Between 1881 and 1905, Frederick Manson Bailey described 11 species of Nepenthes from northern Australia, all of which were placed in synonymy with N. mirabilis by B. H. Danser in 1928. The only taxon which Danser considered to possess morphological characters atypical of N. mirabilis was N. rowaniae. He wrote:

"Of all these I have seen the type or at least authentic specimens, but they are nearly all mere growth forms of N. mirabilis. Only N. rowanae shows a character not yet met with in N. mirabilis, viz. campanulate-infundibuliform upper pitchers.
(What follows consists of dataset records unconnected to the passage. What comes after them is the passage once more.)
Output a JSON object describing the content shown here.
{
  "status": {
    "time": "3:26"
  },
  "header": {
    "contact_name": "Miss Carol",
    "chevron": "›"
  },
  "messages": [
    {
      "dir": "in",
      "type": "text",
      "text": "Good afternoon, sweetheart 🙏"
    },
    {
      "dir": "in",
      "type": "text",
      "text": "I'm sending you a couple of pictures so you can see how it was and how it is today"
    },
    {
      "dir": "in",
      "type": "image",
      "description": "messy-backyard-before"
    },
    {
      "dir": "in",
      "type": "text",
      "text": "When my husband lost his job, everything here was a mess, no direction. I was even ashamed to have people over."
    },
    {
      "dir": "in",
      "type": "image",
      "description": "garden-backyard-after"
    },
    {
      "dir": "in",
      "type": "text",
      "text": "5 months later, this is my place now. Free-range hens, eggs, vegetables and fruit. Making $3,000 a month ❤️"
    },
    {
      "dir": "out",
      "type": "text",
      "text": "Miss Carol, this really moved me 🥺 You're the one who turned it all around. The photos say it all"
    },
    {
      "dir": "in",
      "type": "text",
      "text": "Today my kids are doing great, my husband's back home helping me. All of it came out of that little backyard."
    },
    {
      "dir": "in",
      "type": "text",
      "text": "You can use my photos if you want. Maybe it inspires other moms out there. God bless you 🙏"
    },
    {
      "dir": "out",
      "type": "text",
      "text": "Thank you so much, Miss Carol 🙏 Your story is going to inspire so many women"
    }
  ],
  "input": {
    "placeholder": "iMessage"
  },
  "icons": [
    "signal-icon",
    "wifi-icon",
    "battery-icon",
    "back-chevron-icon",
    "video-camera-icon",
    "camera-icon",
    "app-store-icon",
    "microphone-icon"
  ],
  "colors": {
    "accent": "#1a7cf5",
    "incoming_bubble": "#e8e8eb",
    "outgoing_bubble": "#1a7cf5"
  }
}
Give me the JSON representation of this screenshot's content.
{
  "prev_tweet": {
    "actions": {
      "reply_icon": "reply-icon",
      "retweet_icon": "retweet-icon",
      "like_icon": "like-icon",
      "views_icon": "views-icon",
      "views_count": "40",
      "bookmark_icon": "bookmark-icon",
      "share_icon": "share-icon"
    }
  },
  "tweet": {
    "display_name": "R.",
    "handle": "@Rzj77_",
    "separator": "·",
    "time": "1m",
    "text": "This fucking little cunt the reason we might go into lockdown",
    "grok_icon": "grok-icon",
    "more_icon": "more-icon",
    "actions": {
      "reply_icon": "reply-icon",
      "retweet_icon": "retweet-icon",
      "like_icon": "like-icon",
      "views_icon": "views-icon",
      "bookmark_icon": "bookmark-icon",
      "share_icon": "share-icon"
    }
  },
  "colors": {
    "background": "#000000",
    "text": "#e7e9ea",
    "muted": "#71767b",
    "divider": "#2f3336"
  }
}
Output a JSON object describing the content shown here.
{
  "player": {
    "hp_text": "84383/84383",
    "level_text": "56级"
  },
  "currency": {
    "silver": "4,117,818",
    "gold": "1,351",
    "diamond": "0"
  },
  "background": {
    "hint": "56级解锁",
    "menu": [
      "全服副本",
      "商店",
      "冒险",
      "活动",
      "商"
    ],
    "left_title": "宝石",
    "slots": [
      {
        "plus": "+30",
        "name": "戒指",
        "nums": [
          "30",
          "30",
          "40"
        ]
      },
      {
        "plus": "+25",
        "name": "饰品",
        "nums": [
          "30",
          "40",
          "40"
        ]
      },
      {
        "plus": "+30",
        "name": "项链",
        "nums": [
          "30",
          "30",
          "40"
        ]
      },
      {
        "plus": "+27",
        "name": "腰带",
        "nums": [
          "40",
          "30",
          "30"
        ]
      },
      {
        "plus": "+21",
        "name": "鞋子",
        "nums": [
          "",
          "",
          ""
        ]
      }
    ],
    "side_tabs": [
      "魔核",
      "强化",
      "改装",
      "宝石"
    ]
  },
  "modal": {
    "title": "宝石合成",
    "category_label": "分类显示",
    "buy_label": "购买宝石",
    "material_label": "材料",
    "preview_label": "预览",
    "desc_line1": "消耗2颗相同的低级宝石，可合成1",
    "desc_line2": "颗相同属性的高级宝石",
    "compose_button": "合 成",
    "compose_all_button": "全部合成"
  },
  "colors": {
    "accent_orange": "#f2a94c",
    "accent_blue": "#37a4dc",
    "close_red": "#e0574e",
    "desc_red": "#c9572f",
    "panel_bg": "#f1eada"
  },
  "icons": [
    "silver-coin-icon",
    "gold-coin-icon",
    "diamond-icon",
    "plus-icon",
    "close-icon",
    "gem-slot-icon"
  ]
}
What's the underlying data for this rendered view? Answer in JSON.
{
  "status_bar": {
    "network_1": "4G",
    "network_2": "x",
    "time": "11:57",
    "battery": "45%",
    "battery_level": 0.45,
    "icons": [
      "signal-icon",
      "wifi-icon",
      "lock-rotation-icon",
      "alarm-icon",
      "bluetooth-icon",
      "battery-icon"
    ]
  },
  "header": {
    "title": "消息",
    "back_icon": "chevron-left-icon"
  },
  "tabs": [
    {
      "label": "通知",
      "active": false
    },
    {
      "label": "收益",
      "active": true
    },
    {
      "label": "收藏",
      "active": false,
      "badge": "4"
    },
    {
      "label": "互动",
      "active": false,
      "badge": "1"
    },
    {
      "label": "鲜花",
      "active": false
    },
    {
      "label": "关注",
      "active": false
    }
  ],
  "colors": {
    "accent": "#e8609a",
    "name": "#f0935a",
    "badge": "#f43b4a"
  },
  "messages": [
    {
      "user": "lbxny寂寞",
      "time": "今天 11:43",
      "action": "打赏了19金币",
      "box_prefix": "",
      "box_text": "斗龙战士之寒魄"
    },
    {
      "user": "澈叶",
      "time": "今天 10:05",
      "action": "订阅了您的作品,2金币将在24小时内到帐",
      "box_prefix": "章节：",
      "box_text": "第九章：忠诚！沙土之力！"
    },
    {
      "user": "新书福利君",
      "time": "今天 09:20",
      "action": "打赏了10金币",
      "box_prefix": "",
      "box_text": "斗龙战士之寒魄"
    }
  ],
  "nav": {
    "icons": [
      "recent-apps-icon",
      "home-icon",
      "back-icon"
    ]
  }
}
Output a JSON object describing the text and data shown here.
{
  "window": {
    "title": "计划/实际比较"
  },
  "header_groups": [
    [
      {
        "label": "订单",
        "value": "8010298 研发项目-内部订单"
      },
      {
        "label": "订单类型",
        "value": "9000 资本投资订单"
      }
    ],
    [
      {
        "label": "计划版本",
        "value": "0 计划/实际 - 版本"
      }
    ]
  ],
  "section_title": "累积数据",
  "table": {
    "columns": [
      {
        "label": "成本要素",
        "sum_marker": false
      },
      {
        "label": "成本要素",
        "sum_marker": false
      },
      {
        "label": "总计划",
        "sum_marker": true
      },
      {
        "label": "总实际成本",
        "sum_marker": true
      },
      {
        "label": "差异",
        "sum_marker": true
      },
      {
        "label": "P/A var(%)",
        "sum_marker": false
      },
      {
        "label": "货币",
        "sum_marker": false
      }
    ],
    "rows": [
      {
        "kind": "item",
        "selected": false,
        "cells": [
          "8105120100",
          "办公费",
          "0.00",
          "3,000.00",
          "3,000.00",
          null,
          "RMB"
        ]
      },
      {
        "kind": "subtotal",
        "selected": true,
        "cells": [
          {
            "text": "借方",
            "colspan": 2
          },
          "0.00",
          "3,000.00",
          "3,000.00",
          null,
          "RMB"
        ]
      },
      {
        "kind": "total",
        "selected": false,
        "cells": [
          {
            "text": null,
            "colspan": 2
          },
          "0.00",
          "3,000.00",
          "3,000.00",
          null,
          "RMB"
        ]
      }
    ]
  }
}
A similar aberration, however, is often met with in several allied species and is certainly insufficient for specific distinction."

However, field observations carried out between 2001 and 2003 "showed that N. rowanae possesses several stable, significant morphological and ecological characteristics that are not exhibited by N. mirabilis", and the taxon was subsequently elevated to a species in 2005. This opinion is not universally shared; taxonomist Jan Schlauer continues to treat N. rowaniae as a heterotypic synonym of N. mirabilis in his Carnivorous Plant Database.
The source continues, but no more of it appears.